Making interactive and absorbing web art NFTs that are owned, tracked, and traded via the blockchain
a.k.a Build the Shopify for NFTs, not another Amazon
A few weeks ago I partner with Noman to come up with an idea for NFThack. It’s mid-March 2021 and the obsession with NFTs is growing. We want a project that’s unique, creative, a bit out of the box. There’s so many financial things. It limits the imagination. We want to break out of that and show what else is possible. Noman introduced me to dfeatures, and I’m smitten by the idea of media dfeatures. That are interactive. What’s that mean? Nothing yet, let’s find out.
TLDR; We make an interactive art trading card
It’s called Confetti Vortex. You can play with the prototype. It’s fun. It works on desktop or mobile web, so try both. Move your finger side to side to see this cool glitchy effect. I love making interactive art, so it’s important for me to create an enjoyable interaction. One that you can kinda get lost in with how pleasant it feels. Note: the web3 stuff won’t work since the prototype runs on a local blockchain (more details on that below).

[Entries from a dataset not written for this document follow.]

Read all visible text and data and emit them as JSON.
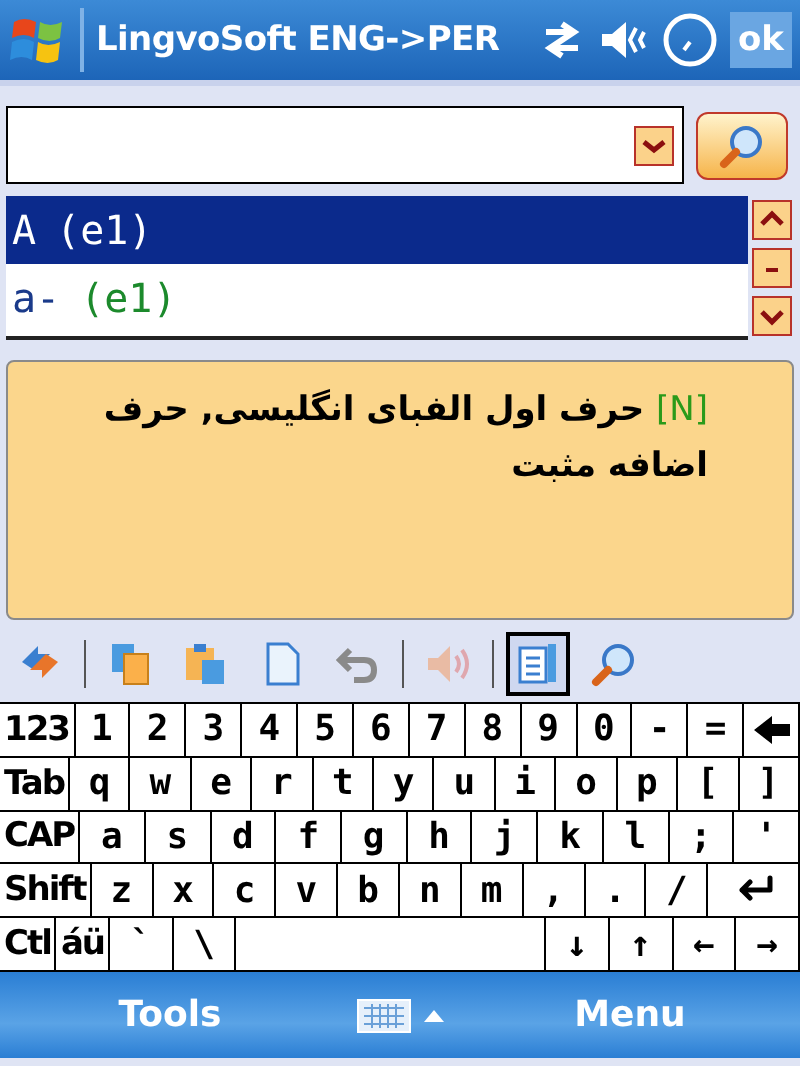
{
  "title_bar": {
    "title": "LingvoSoft ENG->PER",
    "ok": "ok"
  },
  "word_list": [
    {
      "word": "A",
      "tag": "(e1)",
      "selected": true
    },
    {
      "word": "a-",
      "tag": "(e1)",
      "selected": false
    }
  ],
  "translation": {
    "part_of_speech": "[N]",
    "text": "حرف اول الفبای انگلیسی, حرف اضافه مثبت"
  },
  "toolbar": [
    {
      "kind": "swap",
      "selected": false,
      "disabled": false
    },
    {
      "kind": "separator"
    },
    {
      "kind": "copy",
      "selected": false,
      "disabled": false
    },
    {
      "kind": "paste",
      "selected": false,
      "disabled": false
    },
    {
      "kind": "new",
      "selected": false,
      "disabled": false
    },
    {
      "kind": "undo",
      "selected": false,
      "disabled": false
    },
    {
      "kind": "separator"
    },
    {
      "kind": "sound",
      "selected": false,
      "disabled": true
    },
    {
      "kind": "separator"
    },
    {
      "kind": "list",
      "selected": true,
      "disabled": false
    },
    {
      "kind": "search",
      "selected": false,
      "disabled": false
    }
  ],
  "keyboard": [
    [
      {
        "kind": "modifier",
        "label": "123"
      },
      {
        "kind": "key",
        "label": "1"
      },
      {
        "kind": "key",
        "label": "2"
      },
      {
        "kind": "key",
        "label": "3"
      },
      {
        "kind": "key",
        "label": "4"
      },
      {
        "kind": "key",
        "label": "5"
      },
      {
        "kind": "key",
        "label": "6"
      },
      {
        "kind": "key",
        "label": "7"
      },
      {
        "kind": "key",
        "label": "8"
      },
      {
        "kind": "key",
        "label": "9"
      },
      {
        "kind": "key",
        "label": "0"
      },
      {
        "kind": "key",
        "label": "-"
      },
      {
        "kind": "key",
        "label": "="
      },
      {
        "kind": "backspace"
      }
    ],
    [
      {
        "kind": "modifier",
        "label": "Tab"
      },
      {
        "kind": "key",
        "label": "q"
      },
      {
        "kind": "key",
        "label": "w"
      },
      {
        "kind": "key",
        "label": "e"
      },
      {
        "kind": "key",
        "label": "r"
      },
      {
        "kind": "key",
        "label": "t"
      },
      {
        "kind": "key",
        "label": "y"
      },
      {
        "kind": "key",
        "label": "u"
      },
      {
        "kind": "key",
        "label": "i"
      },
      {
        "kind": "key",
        "label": "o"
      },
      {
        "kind": "key",
        "label": "p"
      },
      {
        "kind": "key",
        "label": "["
      },
      {
        "kind": "key",
        "label": "]"
      }
    ],
    [
      {
        "kind": "modifier",
        "label": "CAP"
      },
      {
        "kind": "key",
        "label": "a"
      },
      {
        "kind": "key",
        "label": "s"
      },
      {
        "kind": "key",
        "label": "d"
      },
      {
        "kind": "key",
        "label": "f"
      },
      {
        "kind": "key",
        "label": "g"
      },
      {
        "kind": "key",
        "label": "h"
      },
      {
        "kind": "key",
        "label": "j"
      },
      {
        "kind": "key",
        "label": "k"
      },
      {
        "kind": "key",
        "label": "l"
      },
      {
        "kind": "key",
        "label": ";"
      },
      {
        "kind": "key",
        "label": "'"
      }
    ],
    [
      {
        "kind": "modifier",
        "label": "Shift"
      },
      {
        "kind": "key",
        "label": "z"
      },
      {
        "kind": "key",
        "label": "x"
      },
      {
        "kind": "key",
        "label": "c"
      },
      {
        "kind": "key",
        "label": "v"
      },
      {
        "kind": "key",
        "label": "b"
      },
      {
        "kind": "key",
        "label": "n"
      },
      {
        "kind": "key",
        "label": "m"
      },
      {
        "kind": "key",
        "label": ","
      },
      {
        "kind": "key",
        "label": "."
      },
      {
        "kind": "key",
        "label": "/"
      },
      {
        "kind": "enter"
      }
    ],
    [
      {
        "kind": "modifier",
        "label": "Ctl"
      },
      {
        "kind": "modifier",
        "label": "áü"
      },
      {
        "kind": "key",
        "label": "`"
      },
      {
        "kind": "key",
        "label": "\\"
      },
      {
        "kind": "space"
      },
      {
        "kind": "key",
        "label": "↓"
      },
      {
        "kind": "key",
        "label": "↑"
      },
      {
        "kind": "key",
        "label": "←"
      },
      {
        "kind": "key",
        "label": "→"
      }
    ]
  ],
  "menu_bar": {
    "left": "Tools",
    "right": "Menu"
  }
}
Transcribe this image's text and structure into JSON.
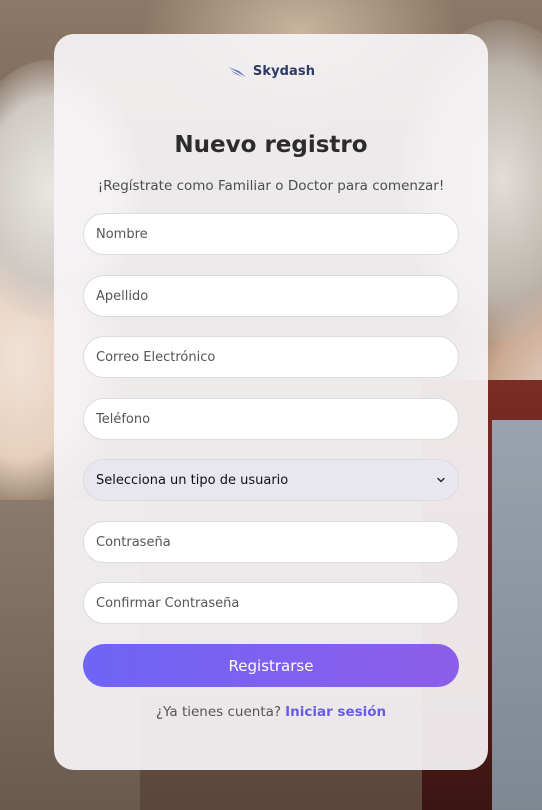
{
  "brand": {
    "name": "Skydash"
  },
  "form": {
    "title": "Nuevo registro",
    "subtitle": "¡Regístrate como Familiar o Doctor para comenzar!",
    "first_name_placeholder": "Nombre",
    "last_name_placeholder": "Apellido",
    "email_placeholder": "Correo Electrónico",
    "phone_placeholder": "Teléfono",
    "user_type_selected": "Selecciona un tipo de usuario",
    "password_placeholder": "Contraseña",
    "confirm_password_placeholder": "Confirmar Contraseña",
    "submit_label": "Registrarse",
    "login_prompt": "¿Ya tienes cuenta?",
    "login_link": "Iniciar sesión"
  },
  "colors": {
    "accent_start": "#6f64f6",
    "accent_end": "#8d5ee8",
    "link": "#6a5be6",
    "brand_text": "#2d3a66"
  },
  "icons": {
    "brand_logo": "swoosh-icon",
    "select_arrow": "chevron-down-icon"
  }
}
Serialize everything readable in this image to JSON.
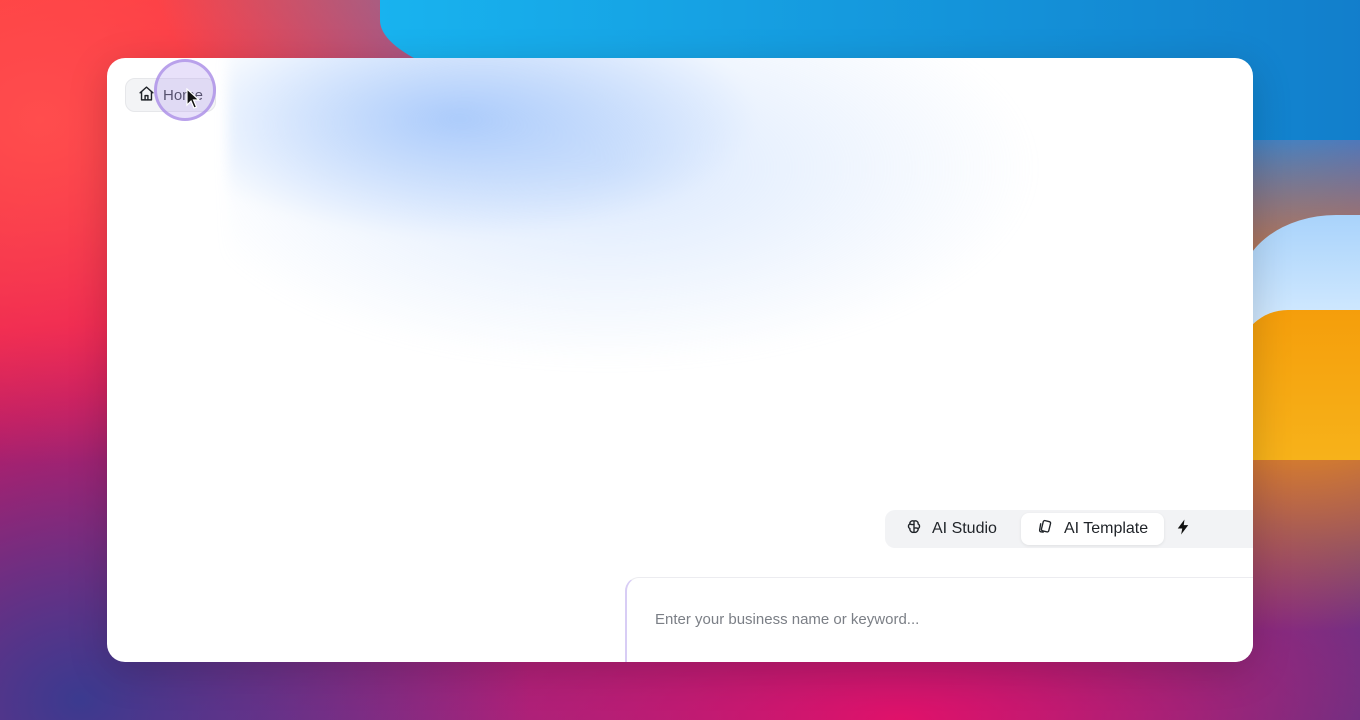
{
  "home_button": {
    "label": "Home",
    "icon": "home-icon"
  },
  "mode_tabs": [
    {
      "label": "AI Studio",
      "icon": "brain-icon",
      "active": false
    },
    {
      "label": "AI Template",
      "icon": "template-cards-icon",
      "active": true
    },
    {
      "label": "",
      "icon": "bolt-icon",
      "active": false
    }
  ],
  "prompt": {
    "value": "",
    "placeholder": "Enter your business name or keyword..."
  },
  "colors": {
    "window_bg": "#ffffff",
    "cursor_highlight": "#b9a6ee",
    "tab_bar_bg": "#f2f3f5"
  }
}
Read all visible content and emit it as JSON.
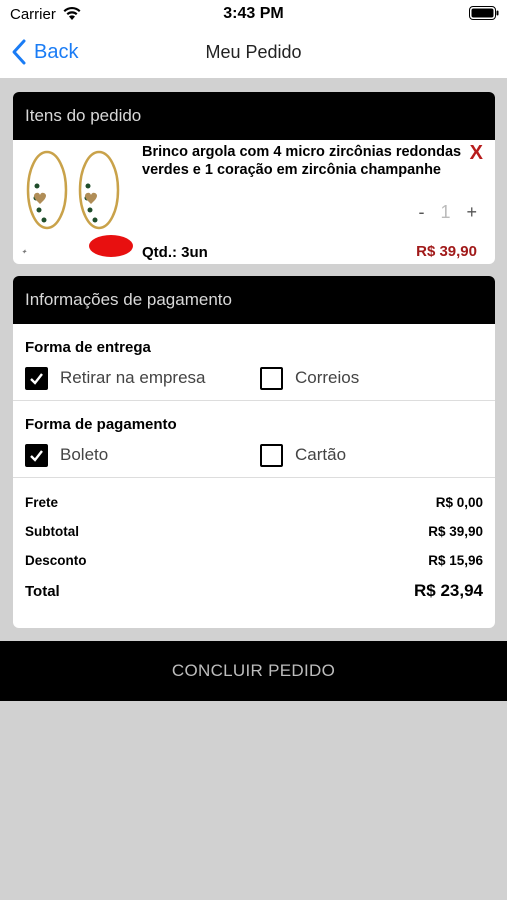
{
  "status_bar": {
    "carrier": "Carrier",
    "time": "3:43 PM"
  },
  "nav": {
    "back_label": "Back",
    "title": "Meu Pedido"
  },
  "items_section": {
    "title": "Itens do pedido",
    "items": [
      {
        "name": "Brinco argola com 4 micro zircônias redondas verdes e 1 coração em zircônia champanhe",
        "remove_label": "X",
        "minus_label": "-",
        "quantity": "1",
        "plus_label": "+",
        "qty_label": "Qtd.: 3un",
        "price": "R$ 39,90"
      }
    ]
  },
  "payment_section": {
    "title": "Informações de pagamento",
    "delivery": {
      "label": "Forma de entrega",
      "options": [
        {
          "label": "Retirar na empresa",
          "checked": true
        },
        {
          "label": "Correios",
          "checked": false
        }
      ]
    },
    "payment": {
      "label": "Forma de pagamento",
      "options": [
        {
          "label": "Boleto",
          "checked": true
        },
        {
          "label": "Cartão",
          "checked": false
        }
      ]
    },
    "totals": {
      "frete_label": "Frete",
      "frete_value": "R$ 0,00",
      "subtotal_label": "Subtotal",
      "subtotal_value": "R$ 39,90",
      "desconto_label": "Desconto",
      "desconto_value": "R$ 15,96",
      "total_label": "Total",
      "total_value": "R$ 23,94"
    }
  },
  "conclude_button": {
    "label": "CONCLUIR PEDIDO"
  },
  "colors": {
    "accent": "#1a7cf5",
    "price": "#a11a1a",
    "header": "#000000",
    "background": "#d1d1d1"
  }
}
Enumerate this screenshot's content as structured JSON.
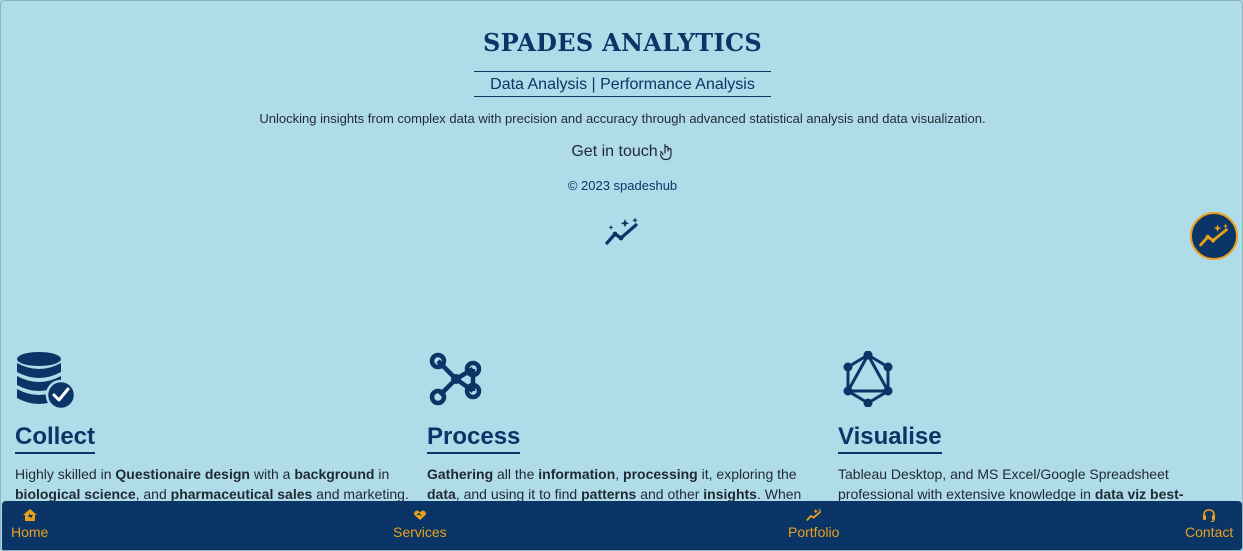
{
  "header": {
    "brand": "SPADES ANALYTICS",
    "subtitle": "Data Analysis | Performance Analysis",
    "tagline": "Unlocking insights from complex data with precision and accuracy through advanced statistical analysis and data visualization.",
    "cta_label": "Get in touch",
    "cta_icon": "pointer-hand-icon",
    "copyright": "© 2023 spadeshub",
    "hero_icon": "sparkle-chart-icon"
  },
  "floating_button": {
    "icon": "sparkle-chart-icon"
  },
  "services": [
    {
      "icon": "database-check-icon",
      "title": "Collect",
      "line1": [
        {
          "t": "Highly skilled in ",
          "b": false
        },
        {
          "t": "Questionaire design",
          "b": true
        },
        {
          "t": " with a ",
          "b": false
        },
        {
          "t": "background",
          "b": true
        },
        {
          "t": " in",
          "b": false
        }
      ],
      "line2": [
        {
          "t": "biological science",
          "b": true
        },
        {
          "t": ", and ",
          "b": false
        },
        {
          "t": "pharmaceutical sales",
          "b": true
        },
        {
          "t": " and marketing. I",
          "b": false
        }
      ]
    },
    {
      "icon": "network-nodes-icon",
      "title": "Process",
      "line1": [
        {
          "t": "Gathering",
          "b": true
        },
        {
          "t": " all the ",
          "b": false
        },
        {
          "t": "information",
          "b": true
        },
        {
          "t": ", ",
          "b": false
        },
        {
          "t": "processing",
          "b": true
        },
        {
          "t": " it, exploring the",
          "b": false
        }
      ],
      "line2": [
        {
          "t": "data",
          "b": true
        },
        {
          "t": ", and using it to find ",
          "b": false
        },
        {
          "t": "patterns",
          "b": true
        },
        {
          "t": " and other ",
          "b": false
        },
        {
          "t": "insights",
          "b": true
        },
        {
          "t": ". When",
          "b": false
        }
      ]
    },
    {
      "icon": "graph-network-icon",
      "title": "Visualise",
      "line1": [
        {
          "t": "Tableau Desktop, and MS Excel/Google Spreadsheet",
          "b": false
        }
      ],
      "line2": [
        {
          "t": "professional with extensive knowledge in ",
          "b": false
        },
        {
          "t": "data viz best-",
          "b": true
        }
      ]
    }
  ],
  "nav": [
    {
      "label": "Home",
      "icon": "home-icon"
    },
    {
      "label": "Services",
      "icon": "handshake-heart-icon"
    },
    {
      "label": "Portfolio",
      "icon": "sparkle-chart-icon"
    },
    {
      "label": "Contact",
      "icon": "headset-icon"
    }
  ],
  "colors": {
    "background": "#b0dbe8",
    "primary": "#0b3566",
    "accent": "#e9a11c",
    "text": "#1f2933"
  }
}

Behind the scenes, the artwork itself is included in a blockchain contract to allow for ownership, and change of ownership. Viewers of the art piece can play with it and then click an icon in the corner to see who the owner is. The owner can click this icon to set an owner.
The ownership aspect is an important part of the work of art, and is included in a way that prioritizes the art experience first while still signalling this info.
All around we see that most art NFTs are static. They’re images or video. This is dynamic.
We see that most NFTs exist in a marketplace among many others. On OpenSea, Foundation, Rarible, SuperRare — your art sits alongside everything else. Here, we emphasize the standalone art piece. And this is where the Amazon vs. Shopify metaphor comes into play. On Amazon, your products and your storefront is mixed up with everything else. Uniqueness is lost. With Shopify, you make your own storefront. You set up how it looks. And you don’t have everyone else’s competing products all around. For art, this quality is crucial. Otherwise things just feel so commodified and replaceable.
We scope down the project to be able to complete a compelling prototype by the deadline. What’s next? Future developments include the ability for viewers to submit bids after clicking the icon, and the owner being able to accept them. We’ve explored a variety of brush shapes to expand the work from a single card to a series.
We’re interested in seeing more decentralized, simple features that can be integrated in one’s sites. Here, all sorts of web media can include this feature as a subtle icon which opens up the ability to own, change ownership, and submit bids for ownership.
How we made this
The interactive graphics part of the project was made with p5js, which was used to handle the touch/mouse interactions and canvas drawing. The shape of the brush and the background image are from the same pattern. The project is built in a way that we can update the shape to have a unique shape brush for each card. The brush draws in HSB color space varying the hue.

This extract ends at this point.